“[O]ur ability to recognize someone either as male or female is absolutely fundamental to our ability to interact with them, and there is nothing natural about that recognition. It’s dependent on certain signals being communicated that allow us to position people in categories—male/female—that make sense to us.” These signals, based on a two sex/two gender distinction, have become a sort of gender code that is communicated through the human body.
So begins the documentary The Codes of Gender: Identity and Performance in Pop Culture. The speaker is Sut Jhally, professor of communication at the University of Massachusetts and founder and Executive Director of the Media Education Foundation. In this film, Mr. Jhally discusses the work of sociologist Erving Goffman, who identified pop culture (and advertising, more specifically) as the best place to see these gender codes in action.
There is much more to the discussion than this brief excerpt implies, and I encourage everyone to download the film’s transcript and read it. In this post, I will focus on a particular form of body language discussed in the film—the “canting” postures that are often used in depictions of women and girls.
The film talks about the many ways that female bodies, when displayed in popular culture, are sexualized and positioned to communicate submissiveness and powerlessness. Showing females in a recumbent position is one way of communicating this message and canting is another. It is the latter I want to look at here because, in children’s popular culture, it appears where one would least expect it: in animated female “hero” characters.
So, what is a canting position? Mr. Goffman referred to it as “the bashful knee-bend,” but there are other variations: the crossed leg position, standing on one leg, the torso twisted away from the vertical, and the head cant. All of these positions serve to place the female character off balance and give her an air of vulnerability.
The quintessential canting pose is that held by Daphne from the Scooby-Doo gang. You know the one—hands on jutted-out hips, one leg slightly extended with the toe pointed, and head bowed slightly:
But the females who appear in the more action-oriented cartoons—shows like Totally Spies, the variousBakugan series, Beyblades, and superhero programs—are also shown in poses that closely resemble Daphne’s.
Take, for example, the girls/women (it’s hard to tell their age) from Totally Spies. They have the Daphne hip-tilt down pat:
Even some of their action shots communicate a clear gender message. In these pictures, one might assume they are kicking, but they all look off-balance. Their bodies are twisted to the side instead of facing the “camera” head-on. Sam looks especially vulnerable, given her crouched position and the fact that she is being looked down upon. Would Superman ever be positioned in such a way? Not likely.

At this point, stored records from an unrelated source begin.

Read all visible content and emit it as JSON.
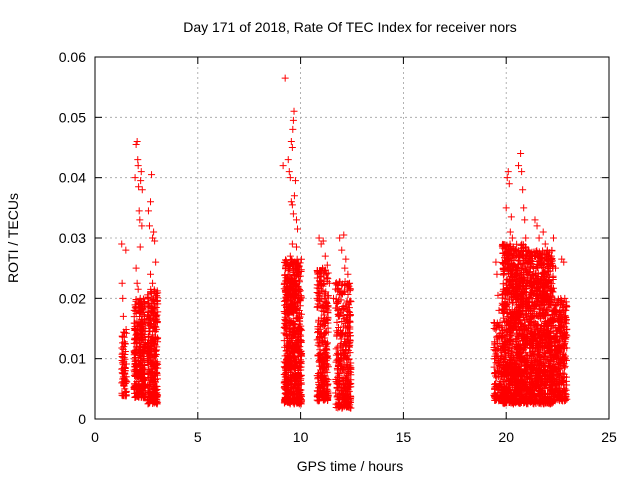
{
  "chart_data": {
    "type": "scatter",
    "title": "Day 171 of 2018, Rate Of TEC Index for receiver nors",
    "xlabel": "GPS time / hours",
    "ylabel": "ROTI / TECUs",
    "xlim": [
      0,
      25
    ],
    "ylim": [
      0,
      0.06
    ],
    "xticks": [
      0,
      5,
      10,
      15,
      20,
      25
    ],
    "yticks": [
      0,
      0.01,
      0.02,
      0.03,
      0.04,
      0.05,
      0.06
    ],
    "xtick_labels": [
      "0",
      "5",
      "10",
      "15",
      "20",
      "25"
    ],
    "ytick_labels": [
      "0",
      "0.01",
      "0.02",
      "0.03",
      "0.04",
      "0.05",
      "0.06"
    ],
    "grid": true,
    "marker": "+",
    "marker_color": "#ff0000",
    "series": [
      {
        "name": "ROTI",
        "points": [
          [
            1.3,
            0.029
          ],
          [
            1.32,
            0.0225
          ],
          [
            1.35,
            0.02
          ],
          [
            1.38,
            0.017
          ],
          [
            1.4,
            0.012
          ],
          [
            1.42,
            0.008
          ],
          [
            1.45,
            0.005
          ],
          [
            1.48,
            0.004
          ],
          [
            1.5,
            0.028
          ],
          [
            1.95,
            0.04
          ],
          [
            2.0,
            0.0455
          ],
          [
            2.05,
            0.046
          ],
          [
            2.08,
            0.043
          ],
          [
            2.1,
            0.042
          ],
          [
            2.12,
            0.0385
          ],
          [
            2.15,
            0.0345
          ],
          [
            2.18,
            0.033
          ],
          [
            2.2,
            0.0285
          ],
          [
            2.0,
            0.025
          ],
          [
            2.22,
            0.0395
          ],
          [
            2.25,
            0.041
          ],
          [
            2.28,
            0.032
          ],
          [
            2.3,
            0.038
          ],
          [
            2.05,
            0.0225
          ],
          [
            2.1,
            0.0215
          ],
          [
            2.2,
            0.02
          ],
          [
            2.25,
            0.019
          ],
          [
            2.6,
            0.0345
          ],
          [
            2.65,
            0.032
          ],
          [
            2.7,
            0.036
          ],
          [
            2.75,
            0.0405
          ],
          [
            2.8,
            0.03
          ],
          [
            2.85,
            0.031
          ],
          [
            2.9,
            0.0295
          ],
          [
            2.95,
            0.026
          ],
          [
            2.7,
            0.024
          ],
          [
            2.8,
            0.0225
          ],
          [
            9.15,
            0.042
          ],
          [
            9.25,
            0.0565
          ],
          [
            9.4,
            0.043
          ],
          [
            9.45,
            0.041
          ],
          [
            9.5,
            0.04
          ],
          [
            9.55,
            0.046
          ],
          [
            9.6,
            0.045
          ],
          [
            9.62,
            0.048
          ],
          [
            9.65,
            0.0495
          ],
          [
            9.68,
            0.051
          ],
          [
            9.55,
            0.036
          ],
          [
            9.6,
            0.0355
          ],
          [
            9.65,
            0.034
          ],
          [
            9.7,
            0.037
          ],
          [
            9.75,
            0.0395
          ],
          [
            9.8,
            0.033
          ],
          [
            9.85,
            0.0315
          ],
          [
            9.5,
            0.027
          ],
          [
            9.6,
            0.029
          ],
          [
            9.7,
            0.026
          ],
          [
            9.8,
            0.0285
          ],
          [
            10.9,
            0.03
          ],
          [
            11.0,
            0.029
          ],
          [
            11.1,
            0.0295
          ],
          [
            11.2,
            0.027
          ],
          [
            11.3,
            0.0255
          ],
          [
            11.4,
            0.0225
          ],
          [
            11.6,
            0.02
          ],
          [
            11.9,
            0.03
          ],
          [
            12.0,
            0.028
          ],
          [
            12.1,
            0.0305
          ],
          [
            12.15,
            0.025
          ],
          [
            12.2,
            0.0265
          ],
          [
            12.3,
            0.024
          ],
          [
            12.35,
            0.022
          ],
          [
            19.5,
            0.026
          ],
          [
            19.55,
            0.024
          ],
          [
            19.6,
            0.0205
          ],
          [
            19.65,
            0.018
          ],
          [
            19.7,
            0.016
          ],
          [
            20.0,
            0.035
          ],
          [
            20.05,
            0.04
          ],
          [
            20.1,
            0.041
          ],
          [
            20.15,
            0.039
          ],
          [
            20.2,
            0.031
          ],
          [
            20.25,
            0.0335
          ],
          [
            20.3,
            0.03
          ],
          [
            20.35,
            0.0285
          ],
          [
            20.6,
            0.042
          ],
          [
            20.7,
            0.044
          ],
          [
            20.75,
            0.041
          ],
          [
            20.8,
            0.038
          ],
          [
            20.85,
            0.035
          ],
          [
            20.9,
            0.033
          ],
          [
            20.95,
            0.03
          ],
          [
            21.4,
            0.033
          ],
          [
            21.5,
            0.032
          ],
          [
            21.6,
            0.03
          ],
          [
            21.8,
            0.031
          ],
          [
            21.9,
            0.029
          ],
          [
            22.0,
            0.028
          ],
          [
            22.2,
            0.027
          ],
          [
            22.3,
            0.03
          ],
          [
            22.4,
            0.025
          ],
          [
            22.7,
            0.0265
          ],
          [
            22.8,
            0.026
          ],
          [
            22.85,
            0.02
          ],
          [
            22.9,
            0.018
          ]
        ]
      }
    ],
    "clusters": [
      {
        "t_start": 1.3,
        "t_end": 1.55,
        "count": 70,
        "y_min": 0.0038,
        "y_max": 0.015
      },
      {
        "t_start": 1.9,
        "t_end": 2.45,
        "count": 300,
        "y_min": 0.0035,
        "y_max": 0.02
      },
      {
        "t_start": 2.55,
        "t_end": 3.05,
        "count": 300,
        "y_min": 0.0025,
        "y_max": 0.0215
      },
      {
        "t_start": 9.2,
        "t_end": 10.05,
        "count": 700,
        "y_min": 0.0025,
        "y_max": 0.0265
      },
      {
        "t_start": 10.8,
        "t_end": 11.35,
        "count": 300,
        "y_min": 0.003,
        "y_max": 0.025
      },
      {
        "t_start": 11.7,
        "t_end": 12.45,
        "count": 350,
        "y_min": 0.0018,
        "y_max": 0.023
      },
      {
        "t_start": 19.4,
        "t_end": 19.8,
        "count": 120,
        "y_min": 0.003,
        "y_max": 0.016
      },
      {
        "t_start": 19.8,
        "t_end": 21.0,
        "count": 1000,
        "y_min": 0.0025,
        "y_max": 0.029
      },
      {
        "t_start": 21.0,
        "t_end": 22.3,
        "count": 1000,
        "y_min": 0.0025,
        "y_max": 0.028
      },
      {
        "t_start": 22.3,
        "t_end": 22.95,
        "count": 300,
        "y_min": 0.003,
        "y_max": 0.02
      }
    ]
  }
}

This image from a video clip of the program shows the canting position and its sexualized undertones. Again, I present a contrast to a male hero: it’s hard to imagine Spider-Man leaning like this, with one knee bent.
The girls from the Bakugan universe show similar postures. Fabia looks rather contorted and tentative, compared to the more surefooted Dan:
Characters from the similarly themed Beyblades program have the same discrepancies in posture:
Even Gwen from the Ben 10 series, a great female character, gets the sexy canting treatment in this picture:
Even female superheroes have even been subjected to canting poses, as though their skimpy costumes didn’t make their gender obvious. (For a great post on the attire of these powerful women, read Kicking Ass in High Heels.)
The way Wasp descends from flight contrasts sharply to the method used by her Avengers colleague Iron Man:
The way these two characters stand communicates gender differences, although more subtly than their landing techniques. Iron Man’s shoulders are squared and his fist is clenched. Wasp looks more delicate. The differences could be a result of their origins—she is an insect and perhaps deemed more fragile than Tony Stark inside his metal robot costume—but gender most certainly plays a part.
As a team, the Avengers look pretty menacing, except for Wasp. She appears lost in a daydream, defenseless, with her arms behind her, unlike her ready-to-rumble associates:
And what of my favourite superhero team, the Justice League? There are many variations of these characters, so I looked at a few of the more recent examples.
The canting is subtle, but definitely present in this image. Wonder Woman’s upper body is twisted ever so slightly, and Hawkgirl has the “bashful” bent-knee pose (in contrast to Wonder Woman’s bent knee which is also seen on male heroes in flight.)
The images from new series Young Justice also show some interesting contrasts. I’m not sure what Artemis is up to here, but this does not look like the best position for hitting her target:
Compare her sideways pose to the front-facing Robin and Superboy:
Then there’s Miss Martian, shown in flight like Superboy, but presented from an angle without making direct eye contact. Her knee, unlike Superboy’s, is pointed outward. In addition to being less aerodynamic, her positioning seems to give her body a slight twist, made worse by her arm being stretched out behind her:
And I can’t resist including this DVD cover, found recently when I searched online for Wonder Woman toys:
Admittedly, this sample of pictures is very small and consists only of still shots from the websites associated with each television program (and one toy store). And there is no doubt that in the programs themselves, many of these girls and women give as good as they get.
Still, I have to ask, what does it say about cultural representations of gender when even the most powerful, capable, and heroic female characters are routinely shown as sexualized and submissive?